Philistines. Why are my enablers never online when I need them.
SO. Peel and slice a winter squash/ buy a bag of peeled and sliced winter squash. You'll need about three cups. (This recipe is already better than the apple version: THEY SELL SLICED SQUASH IN A BAG: no incessant peeling and coring and chopping for me!)
Preheat the oven to 350 degrees.
Mix 1 1/2 cups flour, 1 pinch salt, and 1 tablespoon sugar. Slice half a stick of butter into 9- 16 cubes: smash the cubes into the flour mixture. (Here the goal is to turn the butter into a butter-flour paste, but leave some of the flour in a non-butter paste state, so that later it will form a water paste and make amazing cracker-like layers in your pastry, because flaky pastry is cracker layers. What I mean is "Don't do a great job mixing in the butter: half-ass it. Or three-quarters-ass it.) Add water a teaspoon at a time until you have a fairly reliable dough - not too dry. Drop it onto a piece of saran wrap, cover it with another piece, roll it into a disc about the size of your pan. (See step below.)

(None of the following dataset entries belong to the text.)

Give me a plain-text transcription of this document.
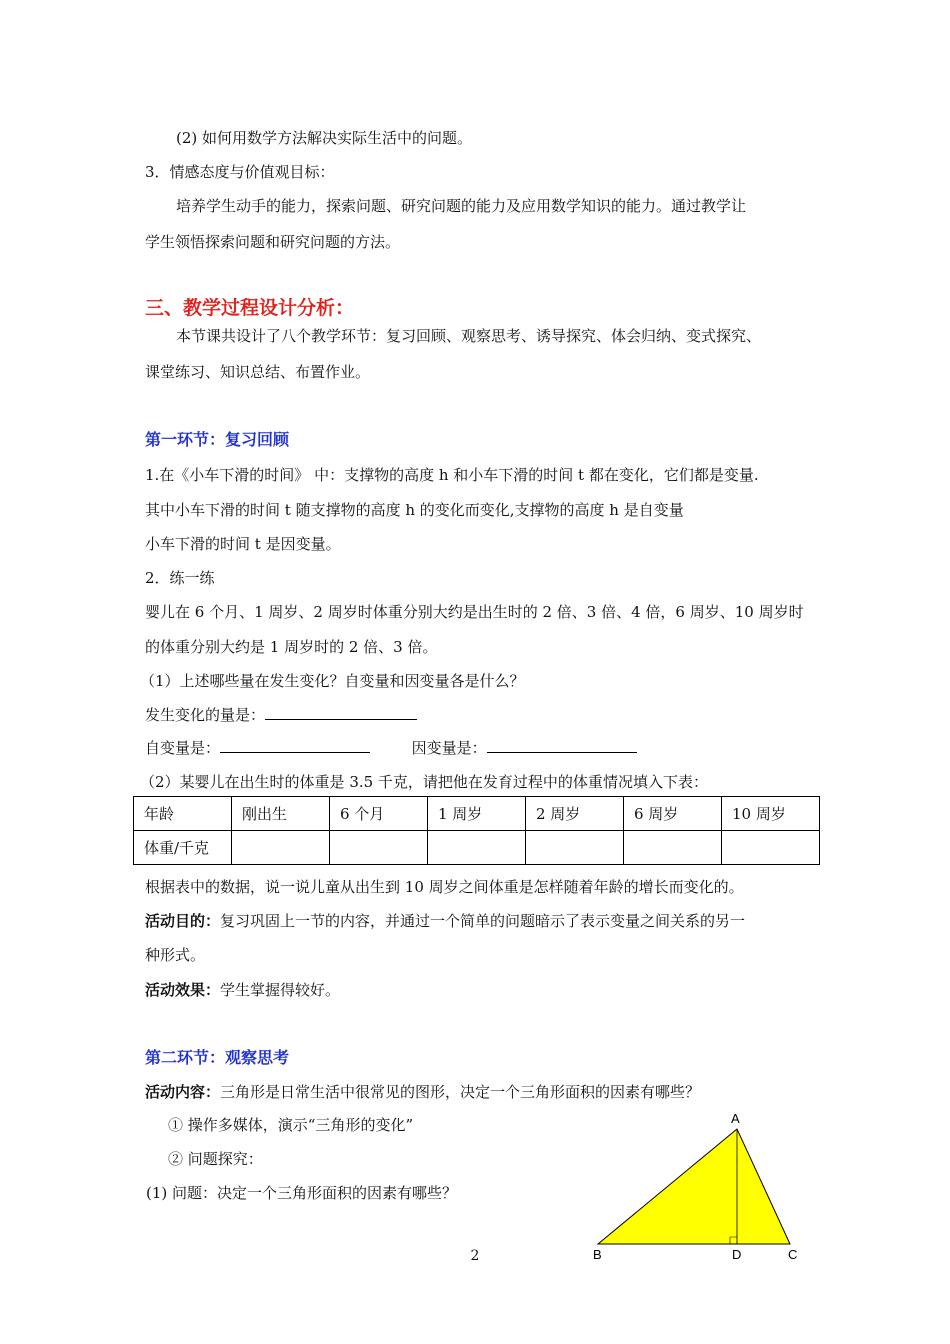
(2) 如何用数学方法解决实际生活中的问题。
3．情感态度与价值观目标：
培养学生动手的能力，探索问题、研究问题的能力及应用数学知识的能力。通过教学让
学生领悟探索问题和研究问题的方法。
三、教学过程设计分析：
本节课共设计了八个教学环节：复习回顾、观察思考、诱导探究、体会归纳、变式探究、
课堂练习、知识总结、布置作业。
第一环节：复习回顾
1.在《小车下滑的时间》 中：支撑物的高度 h 和小车下滑的时间 t 都在变化，它们都是变量.
其中小车下滑的时间 t 随支撑物的高度 h 的变化而变化,支撑物的高度 h 是自变量
小车下滑的时间 t 是因变量。
2．练一练
婴儿在 6 个月、1 周岁、2 周岁时体重分别大约是出生时的 2 倍、3 倍、4 倍，6 周岁、10 周岁时
的体重分别大约是 1 周岁时的 2 倍、3 倍。
（1）上述哪些量在发生变化？自变量和因变量各是什么？
发生变化的量是：
自变量是：	因变量是：
（2）某婴儿在出生时的体重是 3.5 千克，请把他在发育过程中的体重情况填入下表：
年龄	刚出生	6 个月	1 周岁	2 周岁	6 周岁	10 周岁
体重/千克						
根据表中的数据，说一说儿童从出生到 10 周岁之间体重是怎样随着年龄的增长而变化的。
活动目的：复习巩固上一节的内容，并通过一个简单的问题暗示了表示变量之间关系的另一
种形式。
活动效果：学生掌握得较好。
第二环节：观察思考
活动内容：三角形是日常生活中很常见的图形，决定一个三角形面积的因素有哪些？
① 操作多媒体，演示“三角形的变化”
② 问题探究：
(1) 问题：决定一个三角形面积的因素有哪些？
A
B	D	C
2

Because I make a lot of tarte tatin, I do the following step at the same time I make the dough. Put the other half of the stick of butter in a 7-9 inch oven-safe frying pan. (This is the pan your dough should be about the size of.) Add half a cup of sugar: cook over moderate heat, stirring, as the sugar browns and melts. When it looks like you've put a handful of Werther's Originals in the pan, add the squash. You could also add half a teaspoon of pumpkin pie spice: it's better for being simmered in butter. Cook, stirring frequently, until the squash produces some liquid: about five minutes. Take the top piece of saran wrap off the dough disc, flip the dough disc into the pan, take the saran wrap off the other side of the dough, tuck the dough neatly into the pan. Cover up holes with bits you steal from the parts that flop out of the pan, flip bits that hang out into the pan along the dough; do not fret if the crust is not remotely even.
Bake in the oven for about 30-40 minutes: until the crust is golden-brown. Take it out: while it is warm, put a plate over the top of the pan: invert the entire thing. Flick the bits of squash that are sticking to the pan onto the tart. Be shocked at how easy the pan is to wash.
How is it?
That is a sad face, right? A definite "no" vote is apparent in that expression. But guys, this is his second piece. I am REALLY good at that pastry. (Crackers. Remember the crackers rule of thumb. Or pull out half of the flour mixture, and stir it back in after you've squooshed in the butter. Now you are a pastry maven.)
The pumpkin is... look, this is when you make peace with your feelings about pumpkin. It's nicely roasted (I was worried it wouldn't cook through, but it did), and tossed in caramel: this is pumpkin at its peak. If you keep eating it because it is a beautiful tart with amazing pastry, but are saddened with each non-apple bite, you must acknowledge that you do not really like pumpkin very much. Sometimes you just finished sharing thirty pumpkin facts with the world, and it's a difficult thing to face. Sometimes, you've been opposed to pumpkin as a foodstuff from the beginning, and it is easy.
Make it with apples. Impress your friends.